California is a prime state to flex the muscle of accessible services for the undocumented; only last year, the Federation for American Immigration Reform (FAIR) found that the Golden State happens to be home to more undocumented immigrants than any other in the nation. That’s approximately 2.5 million people in California alone that have been legally prohibited from buying health care under the mandated Affordable Care Act.
That’s not to say they don’t still do so, just that they are left with limited sources beyond expensive private health insurance (bearing in mind that this is only an option as long as it’s not purchased through Covered California) or Medi-Cal coverage. The report cites the excruciating burden these illegal immigrants place on Californian taxpayers via costs that are predominantly educational and, you guessed it, medical.
With the American taxpayer quaking in their boots at the thought of millions of hardworking residents surrounding them with access to medical care, the contribution that this expansion of the Affordable Care Act would make to the economy is often overlooked. The generally negative attitude toward this expansion has flourished under the misinformed pretense that it would cost the American taxpayer so much more. A FAIR report presented in November 2014 claimed that this extension of the ACA would cost the American taxpayer “billions of dollars.”
Claims like this can’t be made without the acknowledgement that undocumented people are also taxpayers who contribute to the economy every year. ThinkProgress.org calculated that between 2000 & 2011, “undocumented immigrants contributed $2.2 and $3.8 billion more than they withdrew annually to a Medicare program known as the Hospital Insurance Trust fund. Unauthorized immigrants generated an average surplus of $316 per capita to the trust fund, while other Americans generated a deficit of $106.”
This math was broken down to simplistically lay out the many government programs to which undocumented immigrants contribute to – including Social Security and Medicaid – which they themselves (including those whom are not using a valid Social Security number or won’t stay in the country long-term) will not benefit from.
Even if we were to sidestep the fact that undocumented immigrants are contributing far more money towards the national health care system than many taxpayers care to admit – the claim that allowing them to buy access to health insurance via Obamacare would fall on the taxpayer forgets that the taxpayer is already paying for these immigrants’ healthcare – in the way of emergency room visits. In another FAIR report, the total cost of emergency room visits for undocumented immigrants came up to an annual $10.7 billion.
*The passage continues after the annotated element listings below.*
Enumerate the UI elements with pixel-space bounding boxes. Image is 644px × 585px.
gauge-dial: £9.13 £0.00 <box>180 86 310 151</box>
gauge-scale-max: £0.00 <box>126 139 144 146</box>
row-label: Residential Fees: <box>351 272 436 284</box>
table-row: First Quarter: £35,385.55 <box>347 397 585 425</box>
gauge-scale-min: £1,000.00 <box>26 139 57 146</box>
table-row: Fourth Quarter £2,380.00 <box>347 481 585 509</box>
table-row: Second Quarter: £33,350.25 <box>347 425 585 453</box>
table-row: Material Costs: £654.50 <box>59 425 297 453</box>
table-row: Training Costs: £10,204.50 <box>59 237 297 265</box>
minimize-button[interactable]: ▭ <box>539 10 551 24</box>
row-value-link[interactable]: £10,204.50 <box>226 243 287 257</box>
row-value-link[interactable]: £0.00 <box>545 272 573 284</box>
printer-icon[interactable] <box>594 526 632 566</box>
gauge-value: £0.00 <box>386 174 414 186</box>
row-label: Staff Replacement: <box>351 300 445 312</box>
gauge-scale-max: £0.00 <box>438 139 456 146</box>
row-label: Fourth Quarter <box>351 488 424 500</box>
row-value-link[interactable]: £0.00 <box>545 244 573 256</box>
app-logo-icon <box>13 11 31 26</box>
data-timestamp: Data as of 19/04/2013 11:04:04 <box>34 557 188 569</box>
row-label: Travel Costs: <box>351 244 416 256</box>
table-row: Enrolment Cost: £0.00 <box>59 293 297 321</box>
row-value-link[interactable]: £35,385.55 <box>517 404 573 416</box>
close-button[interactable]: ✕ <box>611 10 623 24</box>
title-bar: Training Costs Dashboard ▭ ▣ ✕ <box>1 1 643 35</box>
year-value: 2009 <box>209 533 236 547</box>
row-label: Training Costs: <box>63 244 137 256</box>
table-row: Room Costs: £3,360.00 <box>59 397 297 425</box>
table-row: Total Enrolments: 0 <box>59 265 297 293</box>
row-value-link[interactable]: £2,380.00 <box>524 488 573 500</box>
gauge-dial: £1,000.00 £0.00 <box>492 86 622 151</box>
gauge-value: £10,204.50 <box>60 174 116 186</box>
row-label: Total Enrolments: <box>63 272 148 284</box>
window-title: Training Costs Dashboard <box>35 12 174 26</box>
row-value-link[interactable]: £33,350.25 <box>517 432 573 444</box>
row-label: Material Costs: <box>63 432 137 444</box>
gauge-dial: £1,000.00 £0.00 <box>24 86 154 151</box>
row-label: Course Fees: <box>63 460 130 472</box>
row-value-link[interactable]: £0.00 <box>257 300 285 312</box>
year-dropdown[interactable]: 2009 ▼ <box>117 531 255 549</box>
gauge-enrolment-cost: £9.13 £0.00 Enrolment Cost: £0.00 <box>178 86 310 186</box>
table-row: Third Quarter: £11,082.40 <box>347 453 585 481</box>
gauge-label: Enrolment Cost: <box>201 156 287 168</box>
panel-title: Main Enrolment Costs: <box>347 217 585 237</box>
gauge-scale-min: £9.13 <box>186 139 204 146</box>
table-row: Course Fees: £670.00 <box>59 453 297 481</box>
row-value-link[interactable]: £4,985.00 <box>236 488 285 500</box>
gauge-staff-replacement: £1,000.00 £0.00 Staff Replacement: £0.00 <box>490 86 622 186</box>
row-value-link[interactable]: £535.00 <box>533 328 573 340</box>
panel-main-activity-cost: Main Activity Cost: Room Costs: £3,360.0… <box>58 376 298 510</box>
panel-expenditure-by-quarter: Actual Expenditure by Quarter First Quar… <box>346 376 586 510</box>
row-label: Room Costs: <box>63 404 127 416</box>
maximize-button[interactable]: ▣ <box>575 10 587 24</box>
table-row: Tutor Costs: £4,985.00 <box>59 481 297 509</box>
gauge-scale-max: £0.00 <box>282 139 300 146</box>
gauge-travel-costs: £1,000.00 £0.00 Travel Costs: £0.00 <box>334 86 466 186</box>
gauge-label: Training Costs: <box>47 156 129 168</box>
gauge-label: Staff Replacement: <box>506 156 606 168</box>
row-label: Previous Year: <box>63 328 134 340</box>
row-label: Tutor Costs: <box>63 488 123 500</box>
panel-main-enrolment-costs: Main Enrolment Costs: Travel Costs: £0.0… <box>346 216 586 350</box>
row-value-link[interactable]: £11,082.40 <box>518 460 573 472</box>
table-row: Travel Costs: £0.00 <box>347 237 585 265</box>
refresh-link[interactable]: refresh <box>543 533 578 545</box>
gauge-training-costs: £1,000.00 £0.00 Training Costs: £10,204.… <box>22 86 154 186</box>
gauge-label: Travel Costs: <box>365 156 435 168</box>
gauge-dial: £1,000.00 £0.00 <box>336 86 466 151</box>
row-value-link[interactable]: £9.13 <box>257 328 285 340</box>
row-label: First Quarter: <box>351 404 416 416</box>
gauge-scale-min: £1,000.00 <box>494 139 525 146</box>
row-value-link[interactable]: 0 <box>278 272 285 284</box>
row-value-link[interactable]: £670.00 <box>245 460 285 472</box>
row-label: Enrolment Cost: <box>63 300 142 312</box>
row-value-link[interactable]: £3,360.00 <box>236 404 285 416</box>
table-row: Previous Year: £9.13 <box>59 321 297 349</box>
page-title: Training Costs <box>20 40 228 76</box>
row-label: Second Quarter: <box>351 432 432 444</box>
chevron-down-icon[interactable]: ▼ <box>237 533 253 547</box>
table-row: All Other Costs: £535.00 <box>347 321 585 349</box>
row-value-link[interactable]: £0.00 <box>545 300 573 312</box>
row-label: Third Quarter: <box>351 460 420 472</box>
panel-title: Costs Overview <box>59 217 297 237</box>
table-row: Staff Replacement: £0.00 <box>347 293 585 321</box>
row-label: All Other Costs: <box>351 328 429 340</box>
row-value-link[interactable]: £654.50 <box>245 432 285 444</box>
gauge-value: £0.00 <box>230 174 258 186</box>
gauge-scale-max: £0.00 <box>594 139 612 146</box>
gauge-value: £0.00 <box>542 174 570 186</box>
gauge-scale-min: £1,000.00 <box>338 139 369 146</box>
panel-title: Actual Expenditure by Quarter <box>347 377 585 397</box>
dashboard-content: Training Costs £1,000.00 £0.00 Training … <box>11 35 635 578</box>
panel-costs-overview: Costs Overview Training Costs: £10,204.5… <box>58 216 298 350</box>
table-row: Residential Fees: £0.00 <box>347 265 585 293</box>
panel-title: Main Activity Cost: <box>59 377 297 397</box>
Since hospital emergency rooms are barred from rejecting patients based on their insurance status, the bills stacked up after these last-resort services are often subsidized at the federal and state level, driving up costs for these services for everyone.
Elizabeth Whitman of International Business Times points out, “…if [immigrants] develop chronic illnesses like diabetes that go undetected or untreated because of a lack of health insurance, the cost of treatment would be far higher down the road.”
By allowing immigrants access to health insurance, they could get these problems diagnosed and treated at early stages, thus minimizing the cost overall.
Rep. Luis Gutierrez (D-Ill.), a long-time immigration reform supporter defended this concept when he introduced the bill. Gutierrez said in a speech to the House floor on September 30, “As a nation, we all benefit when we spread the risk, invite younger, healthier workers to join our exchanges, reduce the costs of compensating hospitals for caring for the uninsured and reducing the number of uninsured who live and work here.”